As crucial as it is, the Development Control and Promotional Regulation (DCPR) has been highly criticised, stated Maharashtra Chief Minister Devendra Fadnavis while addressing the press at a National Real Estate Development Council (NAREDCO) event. “However, what has given DCPR appreciation is how it has been dealt with. The level of transparency adopted by the DCPR when it was finalised has satisfied everyone,” he added. “And this was achievable only because of Ajoy Mehta.”
As reported, the DCPR for 2034 talks of utilising salt pan lands for affordable housing. Of 3,355 hectare in a no-development zone, BMC has earmarked 2,100 hectare as well as 330 hectare of salt pan land for affordable housing. Besides, it is also expected to create theatres, museums, parks, playgrounds, theme gardens, old-age homes and shelters for the homeless. Calling the DCPR collective wisdom, the Chief Minister said, “I think it is one of the most sustainable types of DCPR, where the needs of Mumbai have been taken care of without compromising on the sustainability of the city.”

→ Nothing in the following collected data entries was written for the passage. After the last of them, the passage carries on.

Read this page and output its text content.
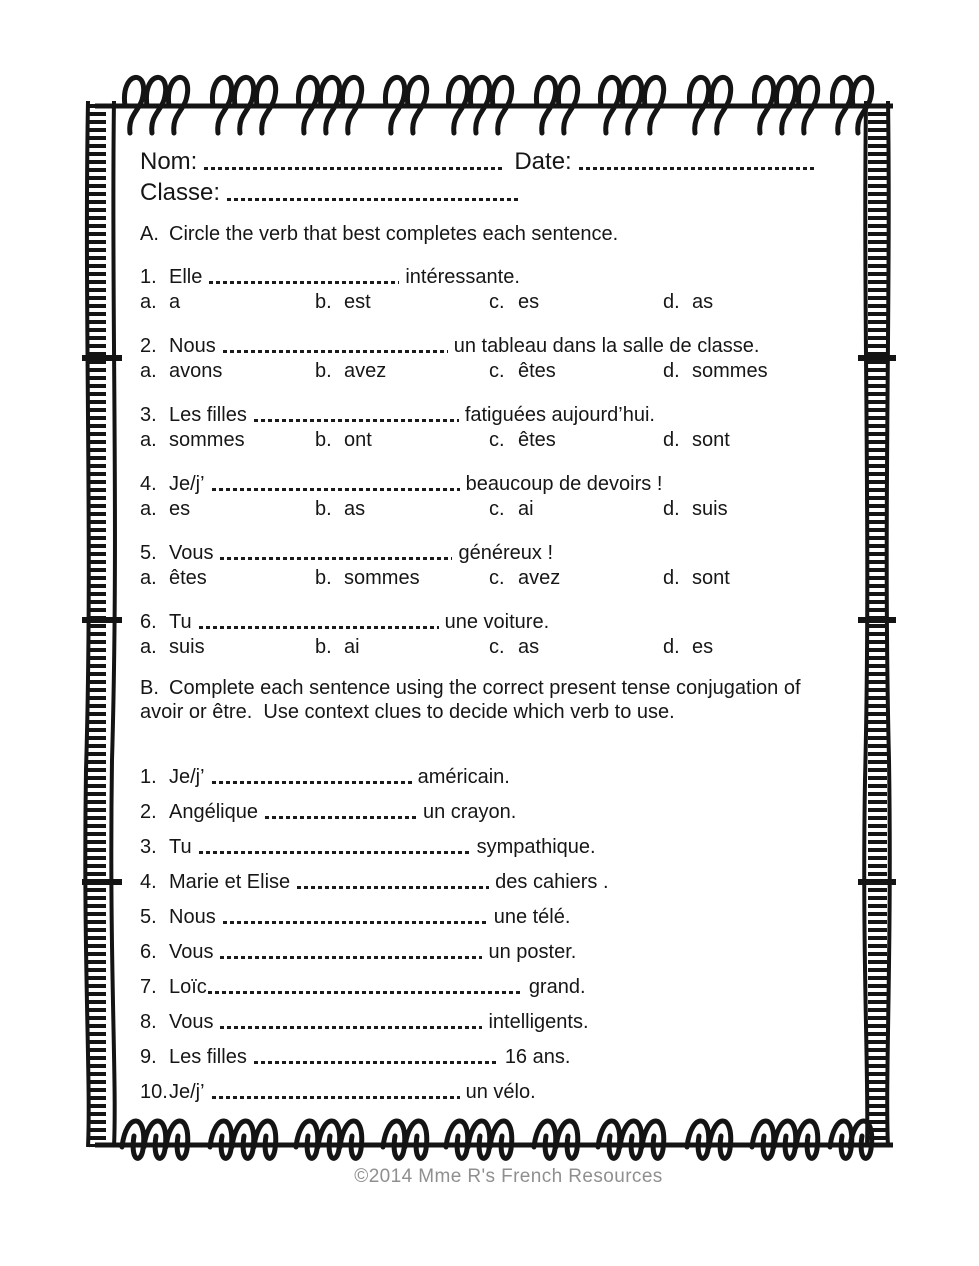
Nom:	Date:
Classe:
A. Circle the verb that best completes each sentence.
1. Elle	intéressante.
a. a	b. est	c. es	d. as
2. Nous	un tableau dans la salle de classe.
a. avons	b. avez	c. êtes	d. sommes
3. Les filles	fatiguées aujourd’hui.
a. sommes	b. ont	c. êtes	d. sont
4. Je/j’	beaucoup de devoirs !
a. es	b. as	c. ai	d. suis
5. Vous	généreux !
a. êtes	b. sommes	c. avez	d. sont
6. Tu	une voiture.
a. suis	b. ai	c. as	d. es
B. Complete each sentence using the correct present tense conjugation of
avoir or être.  Use context clues to decide which verb to use.
1. Je/j’	américain.
2. Angélique	un crayon.
3. Tu	sympathique.
4. Marie et Elise	des cahiers .
5. Nous	une télé.
6. Vous	un poster.
7. Loïc	grand.
8. Vous	intelligents.
9. Les filles	16 ans.
10.Je/j’	un vélo.
©2014 Mme R's French Resources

To generate more jobs, the DP has reportedly given incentives to commercial structures to have extra floorspace index (FSI); subject to road width, extra FSI will also be granted to residential buildings. “The DCPR 2034 has opened new doors of opportunities for developers with the introduction of new norms, including increase in FSI for office development, creation of smart cities, slum rehabilitation, linking of permissible FSI to road and adoption of RERA definition of carpet area,” said Rajan Bandelkar, President, NAREDCO West.
For his part, Shishir Baijal, Chairman & Managing Director, Knight Frank, said, “With the release of DCPR 2034, the last level of uncertainty has ended. The developer community can now progress with confidence. The current DCPR 2034 has several positives and is a step in the right direction. However, we believe that there will be areas to work on further.”